W tej części mieliśmy też w końcu możliwość poznać Smauga Potężnego. Szczerze napiszę, że dawno nie widziałem tak wspaniałego smoka! Może trochę nie pasowała mi jego elokwencja, ale po dłuższej chwili namysłu przypomniałem sobie Glaurunga (pierwszego ze smoków), gdy ten mamił i oczarowywał praludzi, i wtedy zwróciłem honor reżyserowi. Smaug bardzo lubił słuchać komplementów, co skwapliwie wykorzystywał Bilbo, niewątpliwie ratując mu tym życie. Natomiast pierwsze sceny „Bitwy pięciu armii”, gdy rzeczony jaszczur równał Dal z ziemią były niesamowite. Fale ognia, wydobywające się z wnętrza potężnego cielska smoka, aż parzyły przez ekran. Tutaj naprawdę byłem pod wrażeniem. Scena jego śmierci również zwala z nóg. Niestety, z innego powodu. Sala kinowa pękała ze śmiechu, gdy Bard używał złamanego łuku i metrowej stalowej strzały opartej na ramieniu syna, żeby zestrzelić rzygającą ogniem bestię, trafiając w odsłonięty kawałek ciała wielkości paczuszki z lembasem. Pisząc już o Bardzie, warto się przyjrzeć jak dużo uwagi zostało poświęcona mieszkańcom Dali. Bardzo szczegółowo został poruszony wątek włodarzy miasta, jego polityki oraz codziennego życia. Niemal zapomniałem, że akcja dzieje się w wyimaginowanym świecie z magią, elfami i krasnoludami. Na dodatek w kilku migawkach wyhaczyłem kilku Murzynów i Azjatów! Czyżby wymogi jakiegoś lewicowego cenzora? Czy społeczeństwo Dali też musiało być multikulturowe?

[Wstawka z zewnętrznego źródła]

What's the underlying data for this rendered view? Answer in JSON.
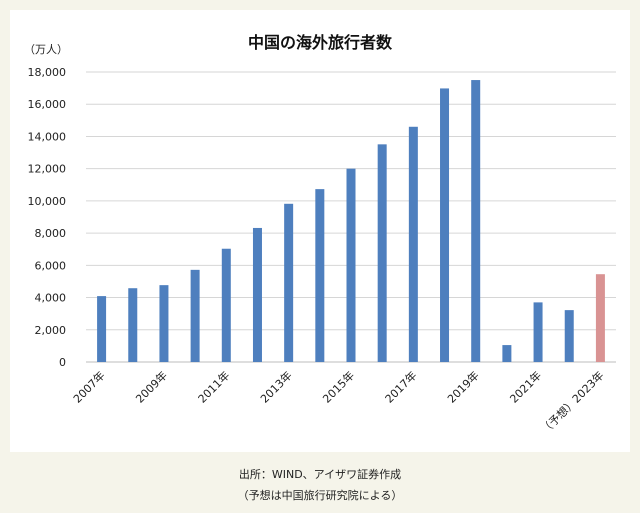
{
  "chart_data": {
    "type": "bar",
    "title": "中国の海外旅行者数",
    "unit_label": "（万人）",
    "ylim": [
      0,
      18000
    ],
    "y_ticks": [
      "0",
      "2,000",
      "4,000",
      "6,000",
      "8,000",
      "10,000",
      "12,000",
      "14,000",
      "16,000",
      "18,000"
    ],
    "categories": [
      "2007年",
      "2008年",
      "2009年",
      "2010年",
      "2011年",
      "2012年",
      "2013年",
      "2014年",
      "2015年",
      "2016年",
      "2017年",
      "2018年",
      "2019年",
      "2020年",
      "2021年",
      "2022年",
      "（予想）2023年"
    ],
    "x_tick_labels_shown": [
      "2007年",
      "2009年",
      "2011年",
      "2013年",
      "2015年",
      "2017年",
      "2019年",
      "2021年",
      "（予想）2023年"
    ],
    "series": [
      {
        "values": [
          4090,
          4580,
          4770,
          5720,
          7030,
          8320,
          9820,
          10730,
          12000,
          13510,
          14600,
          16980,
          17500,
          1050,
          3700,
          3220,
          5450
        ]
      }
    ],
    "colors": {
      "actual": "#4e7fbe",
      "forecast": "#d99393",
      "grid": "#d6d6d6"
    },
    "grid": true,
    "legend": false
  },
  "footer": {
    "source": "出所：WIND、アイザワ証券作成",
    "note": "（予想は中国旅行研究院による）"
  }
}
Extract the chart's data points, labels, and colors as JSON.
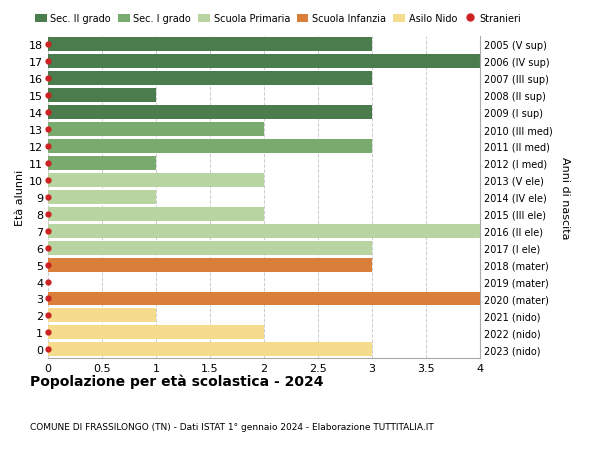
{
  "ages": [
    18,
    17,
    16,
    15,
    14,
    13,
    12,
    11,
    10,
    9,
    8,
    7,
    6,
    5,
    4,
    3,
    2,
    1,
    0
  ],
  "right_labels": [
    "2005 (V sup)",
    "2006 (IV sup)",
    "2007 (III sup)",
    "2008 (II sup)",
    "2009 (I sup)",
    "2010 (III med)",
    "2011 (II med)",
    "2012 (I med)",
    "2013 (V ele)",
    "2014 (IV ele)",
    "2015 (III ele)",
    "2016 (II ele)",
    "2017 (I ele)",
    "2018 (mater)",
    "2019 (mater)",
    "2020 (mater)",
    "2021 (nido)",
    "2022 (nido)",
    "2023 (nido)"
  ],
  "bar_values": [
    3,
    4,
    3,
    1,
    3,
    2,
    3,
    1,
    2,
    1,
    2,
    4,
    3,
    3,
    0,
    4,
    1,
    2,
    3
  ],
  "bar_colors": [
    "#4a7c4e",
    "#4a7c4e",
    "#4a7c4e",
    "#4a7c4e",
    "#4a7c4e",
    "#7aab6e",
    "#7aab6e",
    "#7aab6e",
    "#b8d4a0",
    "#b8d4a0",
    "#b8d4a0",
    "#b8d4a0",
    "#b8d4a0",
    "#d97f3a",
    "#d97f3a",
    "#d97f3a",
    "#f5dc8c",
    "#f5dc8c",
    "#f5dc8c"
  ],
  "stranieri_dots": [
    18,
    17,
    16,
    15,
    14,
    13,
    12,
    11,
    10,
    9,
    8,
    7,
    6,
    5,
    4,
    3,
    2,
    1,
    0
  ],
  "legend_labels": [
    "Sec. II grado",
    "Sec. I grado",
    "Scuola Primaria",
    "Scuola Infanzia",
    "Asilo Nido",
    "Stranieri"
  ],
  "legend_colors": [
    "#4a7c4e",
    "#7aab6e",
    "#b8d4a0",
    "#d97f3a",
    "#f5dc8c",
    "#cc2222"
  ],
  "legend_markers": [
    "s",
    "s",
    "s",
    "s",
    "s",
    "o"
  ],
  "title": "Popolazione per età scolastica - 2024",
  "subtitle": "COMUNE DI FRASSILONGO (TN) - Dati ISTAT 1° gennaio 2024 - Elaborazione TUTTITALIA.IT",
  "ylabel_left": "Età alunni",
  "ylabel_right": "Anni di nascita",
  "xlim": [
    0,
    4.0
  ],
  "xticks": [
    0,
    0.5,
    1.0,
    1.5,
    2.0,
    2.5,
    3.0,
    3.5,
    4.0
  ],
  "ylim": [
    -0.5,
    18.5
  ],
  "bg_color": "#ffffff",
  "grid_color": "#cccccc",
  "bar_height": 0.82
}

I wreszcie bitwa pięciu armii. Spodziewałem się panoramy z Dal, Erebor, Celduiną i trzema frontami pomiędzy orkami i wargami, elfami i drużyną Thorina oraz odsieczą z Żelaznych Wzgórz. Peter Jackson nie zrobił mi dobrze i musiałem obejść się smakiem. I rzeczywiście ta bitwa nie była tak wspaniała jak obrona Minas Tirith, przez co jestem mocno zawiedziony. Zacznę od dobrych stron. Naprawdę nie mogłem opanować dreszczy, gdy zobaczyłem armię krasnoludów z Żelaznych Wzgórz. Obraz wojowników zakutych od stóp do głów w stal, uzbrojonych w potężne miecze i topory, był i tym razem epicki. Ich zmiana szyku, waleczność, wręcz zatwardziałość i widoczna nienawiść do orków naprawdę zachęcają do obejrzenia tego filmu. Wszystko, dosłownie wszyściutko zniweczył obraz Daina Żelaznej Stopy, który dosiadał… świni. Wtedy mina mi zrzedła. Zaraz powrócę do tego wątku, ale dokończę te lepsze strony. Przełomową chwilą była również do samego końca niewiadoma pomoc elfów w całej bitwie i ich wyskoczenie znad szeregów krasnoludów. Miałem mieszane uczucia co do króla Thranduila dosiadającego łosia, ale udobruchał mnie widok samotnej szarży, gdy jego wierzchowiec roztrącał dziesiątki orków na boki. Moim zdaniem te dwie sceny zachowują równowagę z resztą dziecinnych, wręcz niesmacznych zabiegów graficznych i ujęć. Na przykład wspomniany przeze mnie krasnoludzki król z armią, pojawiający się w przełomowej chwili na świni; czterech z drużyny Thorina (przypadkowo w celu zabicia Azoga ruszyła ta czwórka, która miała nie przeżyć bitwy), którzy dosiadali bojowych koziorożców (sic!); trolle: jeden z klinem na głowie, który wpieprzył się w mur i go rozwalił i drugi z protezami nóg i rąk w postaci maczug; niepotrzebny, ale do przełknięcia z racji potrzeby zapchania filmu wątek podążającej za krasnoludami zakochanej elfki i Legolasa (który wyglądał na równego wiekiem ojcu) i ich podróży do Gundabaru; Bolga, który wyglądał jak Robocop i Azoga przebijającego spod lodu stopę Thorina. Komiczne były też robakołaki, które wydrążyły tunele do otoczenia armii aliantów.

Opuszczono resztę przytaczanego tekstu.